Hi @AlessiaCaramello , you don't actually need to run the QC metrics. If you are using your own data, just use the thresholds for QC that you had used to determine the cell type clusters. I have updated most of the code already to not use scater for QC, but I need time that I don't have right now to finish it. I used the following code to filter the data using our previous thresholds (generally I would bring in my filtered raw counts and not perform re-filtering). I plan to have the lesson finished and updated by the end of summer.

## Check the assays present
assays(sce)

## Explore the raw counts for the dataset
dim(counts(sce))

counts(sce)[1:6, 1:6]

## Explore the cellular metadata for the dataset
dim(colData(sce))

head(colData(sce))

# Named vector of cluster names
kids <- purrr::set_names(levels(sce$cluster_id))
kids

# Total number of clusters
nk <- length(kids)
nk

# Named vector of sample names
sids <- purrr::set_names(levels(sce$sample_id))

# Total number of samples 
ns <- length(sids)
ns

# Generate sample level metadata

## Determine the number of cells per sample
table(sce$sample_id)

## Turn named vector into a numeric vector of number of cells per sample
n_cells <- as.numeric(table(sce$sample_id))

## Determine how to reorder the samples (rows) of the metadata to match the order of sample names in sids vector
m <- match(sids, sce$sample_id)

## Create the sample level metadata by combining the reordered metadata with the number of cells corresponding to each sample.
ei <- data.frame(colData(sce)[m, ], 
                 n_cells, row.names = NULL) %>% 
  select(-"cluster_id")
ei

## Keep previously filtered cells
counts <- GetAssayData(object = filtered_seurat, slot = "counts")
rownames(counts) %>% head()
colnames(counts) <- colnames(counts) %>% str_replace_all(pattern = "ctrl_", replacement = "")
colnames(counts) <- colnames(counts) %>% str_replace_all(pattern = "stim_", replacement = "")
length(which(colnames(counts) %in% colnames(sce)))

length(rownames(counts))

filtered_sce <- sce[which(rownames(sce) %in% rownames(counts)), ]
filtered_sce <- filtered_sce[ , which(colnames(filtered_sce) %in% colnames(counts)), ]
dim(filtered_sce)

saveRDS(filtered_sce, "data/filtered_sce.rds")

sce <- filtered_sce

Hi @marypiper, thanks so much for your quick reply!

Just FYI, we actually solved it using addPerCellQCMetrics() but taking in consideration that sce$total_features_by_counts is being renamed to sce$detected.

# Calculate quality control (QC) metrics
sce <- addPerCellQCMetrics(sce)

# Get cells w/ few/many detected genes
sce$is_outlier <- isOutlier(
  metric = sce$detected,
  nmads = 2, type = "both", log = TRUE)

It's true QC is done before, although I can see the total number of cells is reduced by ~4k cells (from 29k to 25k) after removing outliers at this stage.
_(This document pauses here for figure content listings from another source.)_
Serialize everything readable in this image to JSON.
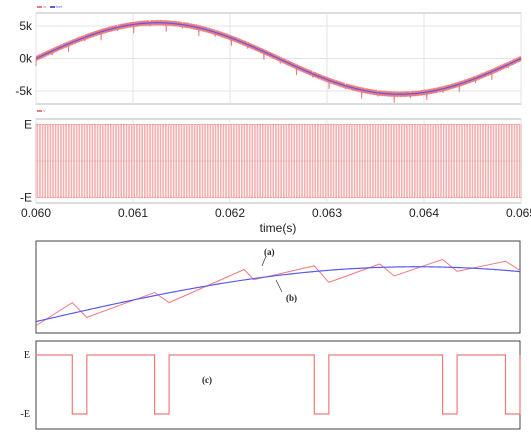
{
  "colors": {
    "red": "#f07a7a",
    "blue": "#5a5aee",
    "grid": "#e3e3e3",
    "frame": "#b8b8b8",
    "frame_dark": "#444444"
  },
  "chart_data": [
    {
      "type": "line",
      "panel": "top-current",
      "legend": [
        "Ia",
        "Iref"
      ],
      "legend_placement": "top-left",
      "yticks": [
        "5k",
        "0k",
        "-5k"
      ],
      "ytick_values": [
        5000,
        0,
        -5000
      ],
      "ylim": [
        -7000,
        7000
      ],
      "xlim": [
        0.06,
        0.065
      ],
      "grid": true,
      "series": [
        {
          "name": "Ia",
          "color": "red",
          "description_of_shape": "sinusoid with dense switching ripple",
          "amplitude": 5500,
          "period": 0.005,
          "phase_peak_x": 0.06125
        },
        {
          "name": "Iref",
          "color": "blue",
          "amplitude": 5500,
          "period": 0.005,
          "phase_peak_x": 0.06125
        }
      ]
    },
    {
      "type": "line",
      "panel": "top-voltage",
      "legend": [
        "V"
      ],
      "legend_placement": "top-left",
      "yticks": [
        "E",
        "-E"
      ],
      "ytick_values": [
        1,
        -1
      ],
      "ylim": [
        -1.15,
        1.15
      ],
      "xlim": [
        0.06,
        0.065
      ],
      "grid": true,
      "xticks": [
        "0.060",
        "0.061",
        "0.062",
        "0.063",
        "0.064",
        "0.065"
      ],
      "xtick_values": [
        0.06,
        0.061,
        0.062,
        0.063,
        0.064,
        0.065
      ],
      "xlabel": "time(s)",
      "series": [
        {
          "name": "V",
          "color": "red",
          "description_of_shape": "high-frequency PWM switching between E and -E"
        }
      ]
    },
    {
      "type": "line",
      "panel": "zoom-current",
      "annotations": [
        "(a)",
        "(b)"
      ],
      "grid": false,
      "series": [
        {
          "name": "(a)",
          "color": "blue",
          "description_of_shape": "smooth rising reference arc"
        },
        {
          "name": "(b)",
          "color": "red",
          "description_of_shape": "sawtooth tracking the reference"
        }
      ]
    },
    {
      "type": "line",
      "panel": "zoom-voltage",
      "yticks": [
        "E",
        "-E"
      ],
      "ytick_values": [
        1,
        -1
      ],
      "annotations": [
        "(c)"
      ],
      "grid": false,
      "series": [
        {
          "name": "(c)",
          "color": "red",
          "description_of_shape": "switching pulses between E and -E",
          "low_intervals": [
            [
              0.075,
              0.105
            ],
            [
              0.245,
              0.275
            ],
            [
              0.575,
              0.605
            ],
            [
              0.84,
              0.87
            ],
            [
              0.97,
              1.0
            ]
          ]
        }
      ]
    }
  ]
}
Is it worth doing this second QC anyway?

[marypiper]

@AlessiaCaramello, thanks for sharing your code! In our practice, we do not generally remove 'outliers' using a function like this. We prefer to explore our data and choose thresholds appropriate for our dataset. That being said, we do often use minimum genes detected thresholds, to remove poor quality cells, but we don't usually use maximum genes detected thresholds, which are sometimes used to identify doublets; we find they do not accurately identify doublets and instead filter out quality cells.

Thanks again for your issue and response!

[marypiper]

I have updated the code to use previously filtered object. There is no longer any requirement for the scater package.